The Australian government has not given a detailed public explanation. The same budget committed $14 billion in additional defence spending and $770 million to veteran suicide prevention. Australia did not deprioritise veterans. It deprioritised this organisation specifically. The timing coincided with widespread criticism of Harry and Meghan's Australian visit, which used taxpayer-funded security while classified as a private trip.
There is no evidence and no allegation supported by documentary proof that either Harry or Meghan personally profited from Invictus funds. What the public charity accounts show is that the foundation spent significantly more on itself and less on veterans in 2024 than in previous years. Tom Bower's allegation about private jets and hotels has not been independently verified.

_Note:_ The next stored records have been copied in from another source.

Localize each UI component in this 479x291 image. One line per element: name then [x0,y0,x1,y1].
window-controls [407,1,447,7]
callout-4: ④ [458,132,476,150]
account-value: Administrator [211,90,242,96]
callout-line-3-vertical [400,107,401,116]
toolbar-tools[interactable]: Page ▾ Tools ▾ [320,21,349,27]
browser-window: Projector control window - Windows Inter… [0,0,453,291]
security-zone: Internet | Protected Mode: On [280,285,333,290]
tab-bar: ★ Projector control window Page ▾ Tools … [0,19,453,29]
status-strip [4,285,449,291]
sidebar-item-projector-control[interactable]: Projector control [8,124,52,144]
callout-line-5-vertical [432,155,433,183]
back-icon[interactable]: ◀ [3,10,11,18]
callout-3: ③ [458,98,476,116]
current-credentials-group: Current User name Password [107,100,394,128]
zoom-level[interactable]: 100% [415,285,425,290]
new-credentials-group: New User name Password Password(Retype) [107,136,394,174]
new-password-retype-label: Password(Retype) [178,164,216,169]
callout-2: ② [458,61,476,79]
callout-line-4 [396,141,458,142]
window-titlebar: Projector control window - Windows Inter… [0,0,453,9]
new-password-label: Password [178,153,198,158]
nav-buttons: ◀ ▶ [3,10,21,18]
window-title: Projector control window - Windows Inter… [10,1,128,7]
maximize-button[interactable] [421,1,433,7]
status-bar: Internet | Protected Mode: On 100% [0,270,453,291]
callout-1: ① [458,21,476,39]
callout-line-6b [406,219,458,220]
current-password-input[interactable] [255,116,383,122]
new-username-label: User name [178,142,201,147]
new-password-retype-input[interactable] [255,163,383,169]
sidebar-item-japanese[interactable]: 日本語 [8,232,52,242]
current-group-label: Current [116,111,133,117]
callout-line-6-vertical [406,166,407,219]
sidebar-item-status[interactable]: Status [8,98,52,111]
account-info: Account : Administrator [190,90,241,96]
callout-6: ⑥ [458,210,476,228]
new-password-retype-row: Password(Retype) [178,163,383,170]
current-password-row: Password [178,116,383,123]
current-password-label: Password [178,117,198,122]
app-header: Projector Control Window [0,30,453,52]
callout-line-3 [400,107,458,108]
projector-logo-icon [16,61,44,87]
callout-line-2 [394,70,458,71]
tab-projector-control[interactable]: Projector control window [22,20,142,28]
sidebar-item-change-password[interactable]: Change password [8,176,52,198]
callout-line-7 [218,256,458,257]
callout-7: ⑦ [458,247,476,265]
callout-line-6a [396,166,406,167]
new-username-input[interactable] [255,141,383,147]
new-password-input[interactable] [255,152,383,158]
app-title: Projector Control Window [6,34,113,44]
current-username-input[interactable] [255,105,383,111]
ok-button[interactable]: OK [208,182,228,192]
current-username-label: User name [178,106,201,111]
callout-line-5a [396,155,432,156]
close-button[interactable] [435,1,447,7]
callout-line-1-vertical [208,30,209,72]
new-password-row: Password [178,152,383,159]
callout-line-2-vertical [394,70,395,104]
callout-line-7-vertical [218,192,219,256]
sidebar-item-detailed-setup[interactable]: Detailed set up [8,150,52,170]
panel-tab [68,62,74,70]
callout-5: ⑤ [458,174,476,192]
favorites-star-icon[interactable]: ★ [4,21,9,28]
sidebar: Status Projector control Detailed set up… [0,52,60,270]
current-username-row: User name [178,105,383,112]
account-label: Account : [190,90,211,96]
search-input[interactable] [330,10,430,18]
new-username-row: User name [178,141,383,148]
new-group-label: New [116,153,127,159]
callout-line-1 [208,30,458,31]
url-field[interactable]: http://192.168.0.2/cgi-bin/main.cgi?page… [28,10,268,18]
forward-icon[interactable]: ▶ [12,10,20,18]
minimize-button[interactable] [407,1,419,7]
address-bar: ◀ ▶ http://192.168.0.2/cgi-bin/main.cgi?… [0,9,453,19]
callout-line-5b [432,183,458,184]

Birmingham 2027 has 11 corporate sponsors contributing an estimated £4 million combined, only Deloitte confirmed as Official Partner (partly in services), Boeing not participating, and an estimated funding gap of up to £40 million with 15 months to the opening ceremony. The vice chairman of the board recently resigned without explanation. Birmingham City Council, which committed £30 million, only exited formal bankruptcy in February 2026.
Dunes LLC is an American for-profit company identified in the UK Charity Commission accounts. No description of its purpose or services is included in the public accounts. The Invictus Games Foundation paid it nearly £30,000 in 2023 and nothing in 2024, with no explanation provided either year. The foundation has not responded to questions about this payment.